Disability Focus Series, Autism Spectum Disorder(ASD);

Autism presents significant challenges for many children born both in the US and in countries around the world. Consequently, more resources are needed, both on a national and global scale to fund medical research into the causes of Autism. If not, we are facing a grim future for generations to come.

Autism is a neurodevelopmental disorder characterized by impaired social interaction, verbal and non-verbal communication, and restricted and repetitive behavior. The Centers for Disease Control reports the following statistics:

· Approximately, 1 in 68 children has been identified with autism spectrum disorder (ASD) according to estimates from CDC's Autism and Developmental Disabilities Monitoring (ADDM) Network. ASD is reported to occur in all racial, ethnic, and socioeconomic groups.

· ASD is almost 5 times more common among boys (1 in 42) than among girls (1 in 189).

· Autism costs the nation over $238 billion per year, a figure expected to significantly increase in the next decade. To read more. Autism Spectrum Disorder ASD Centers for Disease Control Read more

An individual on the high end of the Autism Spectrum is typically, of high intelligence and in many cases holds advanced degrees. However, he or she may find life a difficult maze to maneuver due to the inability to communicate and socialize on a normal basis. This leads to high unemployment rates among this population, frustration and mental health issues. The challenges of successful employment are daunting to say the least. Considering this prognosis, individuals with high functioning Autism and in particular, society lose.

The Flipside to Autism:  where these individuals and society win! 

Deficits or unusual character traits may prove to be their utter genius in many ways. Individuals with Asperger's Syndrome (Aspies), one of the highest functioning levels on the Autism Spectrum) tend to be extremely focused on perfecting a certain aspect of a given thing and  diligent in completing repetitive tasks. Their brains are wired to think in a systemic process of order. Many of these individuals have the ability to think outside of the box, conceive and build a better mouse trap. These are common attributes of individuals with high functioning Autism.

Most notably, Apple Co - founder, Steve Jobs. Though Jobs never publicly,acknowledged having Asperger’s; he clearly demonstrated significant traits of Autism. Steve Jobs, not only became the face of Apple but perhaps the icon of the high school yearbook section entitled: "The Most Unlikely to Succeed Who Did”. Jobs, a college dropout cofounded Apple in his garage. Apple created and marketed the Macintosh in 1976. While his work style and personality traits would not have earned him the title ’Boss of the Year’ by the majority of his Apple coworkers; Jobs definitely made his mark on the world.
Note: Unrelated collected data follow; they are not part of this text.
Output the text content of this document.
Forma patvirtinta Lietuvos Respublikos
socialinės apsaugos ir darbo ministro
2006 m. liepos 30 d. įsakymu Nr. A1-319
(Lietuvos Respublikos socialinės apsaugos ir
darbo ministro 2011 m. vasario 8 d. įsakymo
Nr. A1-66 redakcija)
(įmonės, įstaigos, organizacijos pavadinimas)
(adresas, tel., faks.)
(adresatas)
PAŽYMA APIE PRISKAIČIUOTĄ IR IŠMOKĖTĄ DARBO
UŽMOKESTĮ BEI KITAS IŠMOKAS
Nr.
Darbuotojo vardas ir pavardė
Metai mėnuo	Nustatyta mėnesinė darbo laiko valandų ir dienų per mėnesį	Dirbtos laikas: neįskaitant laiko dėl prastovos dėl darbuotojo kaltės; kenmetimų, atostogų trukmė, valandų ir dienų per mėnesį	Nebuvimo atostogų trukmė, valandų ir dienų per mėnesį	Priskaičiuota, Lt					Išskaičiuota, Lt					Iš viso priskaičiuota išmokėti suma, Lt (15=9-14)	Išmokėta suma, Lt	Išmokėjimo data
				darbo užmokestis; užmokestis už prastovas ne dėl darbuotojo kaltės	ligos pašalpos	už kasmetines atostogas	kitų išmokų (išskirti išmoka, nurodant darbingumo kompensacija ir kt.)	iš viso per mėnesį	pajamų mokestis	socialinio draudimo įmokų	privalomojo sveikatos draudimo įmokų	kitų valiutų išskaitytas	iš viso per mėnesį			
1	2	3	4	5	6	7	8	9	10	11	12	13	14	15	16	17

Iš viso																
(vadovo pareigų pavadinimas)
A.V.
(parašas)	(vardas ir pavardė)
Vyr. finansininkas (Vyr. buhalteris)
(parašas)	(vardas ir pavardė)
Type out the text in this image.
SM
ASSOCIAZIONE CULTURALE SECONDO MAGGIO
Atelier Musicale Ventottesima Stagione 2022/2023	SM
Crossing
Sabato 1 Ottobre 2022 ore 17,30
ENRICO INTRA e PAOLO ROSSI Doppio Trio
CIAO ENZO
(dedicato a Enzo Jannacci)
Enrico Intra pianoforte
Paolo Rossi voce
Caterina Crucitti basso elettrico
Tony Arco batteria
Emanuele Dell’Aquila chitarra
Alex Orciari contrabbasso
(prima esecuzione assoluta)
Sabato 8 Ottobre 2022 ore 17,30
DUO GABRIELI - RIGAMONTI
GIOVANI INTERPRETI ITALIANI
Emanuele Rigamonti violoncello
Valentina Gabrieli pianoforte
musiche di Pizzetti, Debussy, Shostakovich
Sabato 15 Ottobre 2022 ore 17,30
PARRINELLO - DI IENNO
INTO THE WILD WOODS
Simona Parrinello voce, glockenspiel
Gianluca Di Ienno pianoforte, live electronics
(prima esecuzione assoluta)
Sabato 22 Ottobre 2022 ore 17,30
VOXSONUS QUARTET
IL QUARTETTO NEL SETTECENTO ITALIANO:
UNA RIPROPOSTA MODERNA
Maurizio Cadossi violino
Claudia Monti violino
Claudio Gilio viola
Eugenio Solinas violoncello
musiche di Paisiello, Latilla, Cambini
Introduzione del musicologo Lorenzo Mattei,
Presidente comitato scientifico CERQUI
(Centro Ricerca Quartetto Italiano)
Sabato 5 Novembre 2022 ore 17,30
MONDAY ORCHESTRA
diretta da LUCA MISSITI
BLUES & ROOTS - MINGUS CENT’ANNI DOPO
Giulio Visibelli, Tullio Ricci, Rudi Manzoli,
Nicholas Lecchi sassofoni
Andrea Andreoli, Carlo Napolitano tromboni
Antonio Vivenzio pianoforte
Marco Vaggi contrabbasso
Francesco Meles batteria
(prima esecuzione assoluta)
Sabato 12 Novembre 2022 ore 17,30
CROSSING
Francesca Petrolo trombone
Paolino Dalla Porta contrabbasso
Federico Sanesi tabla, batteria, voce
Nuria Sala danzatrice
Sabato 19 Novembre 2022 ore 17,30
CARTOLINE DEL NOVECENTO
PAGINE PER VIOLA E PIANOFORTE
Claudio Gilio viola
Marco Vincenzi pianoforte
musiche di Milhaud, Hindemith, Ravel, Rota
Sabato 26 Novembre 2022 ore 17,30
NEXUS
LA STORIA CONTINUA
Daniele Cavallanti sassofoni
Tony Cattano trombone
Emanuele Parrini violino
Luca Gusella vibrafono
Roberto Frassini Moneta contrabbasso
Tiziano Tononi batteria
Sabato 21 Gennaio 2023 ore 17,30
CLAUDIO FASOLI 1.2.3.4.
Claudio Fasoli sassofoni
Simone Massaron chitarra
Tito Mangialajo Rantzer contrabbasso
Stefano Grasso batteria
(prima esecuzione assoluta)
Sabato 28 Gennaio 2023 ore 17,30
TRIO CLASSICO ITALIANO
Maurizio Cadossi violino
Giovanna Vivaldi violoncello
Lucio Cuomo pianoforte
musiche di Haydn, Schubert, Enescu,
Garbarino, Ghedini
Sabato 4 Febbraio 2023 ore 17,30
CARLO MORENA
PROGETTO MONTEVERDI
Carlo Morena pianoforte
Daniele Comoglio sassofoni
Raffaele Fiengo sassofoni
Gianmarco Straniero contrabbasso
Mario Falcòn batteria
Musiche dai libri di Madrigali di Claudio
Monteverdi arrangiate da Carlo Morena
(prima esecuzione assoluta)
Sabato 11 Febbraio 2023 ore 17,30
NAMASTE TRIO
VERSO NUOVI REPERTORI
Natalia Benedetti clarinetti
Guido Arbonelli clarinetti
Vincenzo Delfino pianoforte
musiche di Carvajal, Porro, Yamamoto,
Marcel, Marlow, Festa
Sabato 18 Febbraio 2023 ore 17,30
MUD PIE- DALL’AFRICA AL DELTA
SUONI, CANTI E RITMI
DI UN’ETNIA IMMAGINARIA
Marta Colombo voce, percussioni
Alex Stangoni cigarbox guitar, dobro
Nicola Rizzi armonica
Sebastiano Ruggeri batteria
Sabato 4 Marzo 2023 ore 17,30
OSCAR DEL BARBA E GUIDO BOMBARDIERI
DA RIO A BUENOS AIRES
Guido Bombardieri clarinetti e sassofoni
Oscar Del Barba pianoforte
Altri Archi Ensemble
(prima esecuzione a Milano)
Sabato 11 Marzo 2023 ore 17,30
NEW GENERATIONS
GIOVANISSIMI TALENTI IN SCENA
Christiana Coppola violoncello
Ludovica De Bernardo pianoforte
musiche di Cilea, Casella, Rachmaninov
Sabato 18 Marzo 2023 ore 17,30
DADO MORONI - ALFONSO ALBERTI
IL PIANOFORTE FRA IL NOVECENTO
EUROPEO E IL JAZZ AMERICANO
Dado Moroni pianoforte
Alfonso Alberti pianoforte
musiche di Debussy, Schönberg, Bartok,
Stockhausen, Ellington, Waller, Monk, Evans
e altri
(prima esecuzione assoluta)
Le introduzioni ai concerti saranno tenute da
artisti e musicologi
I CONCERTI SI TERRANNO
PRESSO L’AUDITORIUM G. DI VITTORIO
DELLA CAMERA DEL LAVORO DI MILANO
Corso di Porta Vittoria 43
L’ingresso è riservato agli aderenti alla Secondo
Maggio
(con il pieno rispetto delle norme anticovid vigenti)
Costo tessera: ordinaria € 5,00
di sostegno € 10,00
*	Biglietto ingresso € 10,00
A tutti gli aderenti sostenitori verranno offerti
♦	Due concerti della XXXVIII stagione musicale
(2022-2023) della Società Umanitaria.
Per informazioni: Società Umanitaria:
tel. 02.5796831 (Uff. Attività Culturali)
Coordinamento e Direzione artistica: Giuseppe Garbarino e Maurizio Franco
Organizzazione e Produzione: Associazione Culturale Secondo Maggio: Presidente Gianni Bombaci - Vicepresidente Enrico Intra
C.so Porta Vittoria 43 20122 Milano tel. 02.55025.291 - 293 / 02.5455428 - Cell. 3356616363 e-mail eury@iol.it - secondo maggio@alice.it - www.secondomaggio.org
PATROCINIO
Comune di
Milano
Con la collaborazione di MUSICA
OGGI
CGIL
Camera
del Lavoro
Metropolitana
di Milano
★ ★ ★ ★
Steve Jobs's legacy Apple Inc. has proven to be a leading force in the acceleration of a global tech industry that has transformed our world. According to Forbes,at his death, Steve Jobs’s net worth was an estimated $10.2 billion.

 Steve Jobs Tribute (Here's To The Crazy Ones)

"Here's to the crazy ones, the misfits, the rebels, the troublemakers, the round pegs in the square holes... the ones who see things differently -- they're not fond of rules... You can quote them, disagree with them, glorify or vilify them, but the only thing you can't do is ignore them because they change things... they push the human race forward, and while some may see them as the crazy ones, we see genius, because the ones who are crazy enough to think that they can change the world, are the ones who do." Apple Team - Lee Clow, Ken Segall, Craig Tanimoto, and Steve Jobs - Apple 1997 Commerical'"Think Different"

A Gold Mine of Untapped Talent; Getting employers to think outside the box.

The question must be asked of our employment sectors in the industrialized world; how can we harness the brain power of individuals such as these to benefit our bottom line and in turn benefit society as a whole?

There was gold in them there garages: The secret ingredient for Jobs's success was that Apple and other tech companies such as Microsoft had products that everyone wanted and could not wait to get their hands on in the 80s and 90s. Reducing mainframes into portable units with useful applications in all aspects of life applicable on a global scale was destined to reap massive windfall profits; thanks largely in part to geeks like Jobs, Gates and many others who saw the potential global sales market. In this case, personal traits and oddities did not matter. The products sold themselves.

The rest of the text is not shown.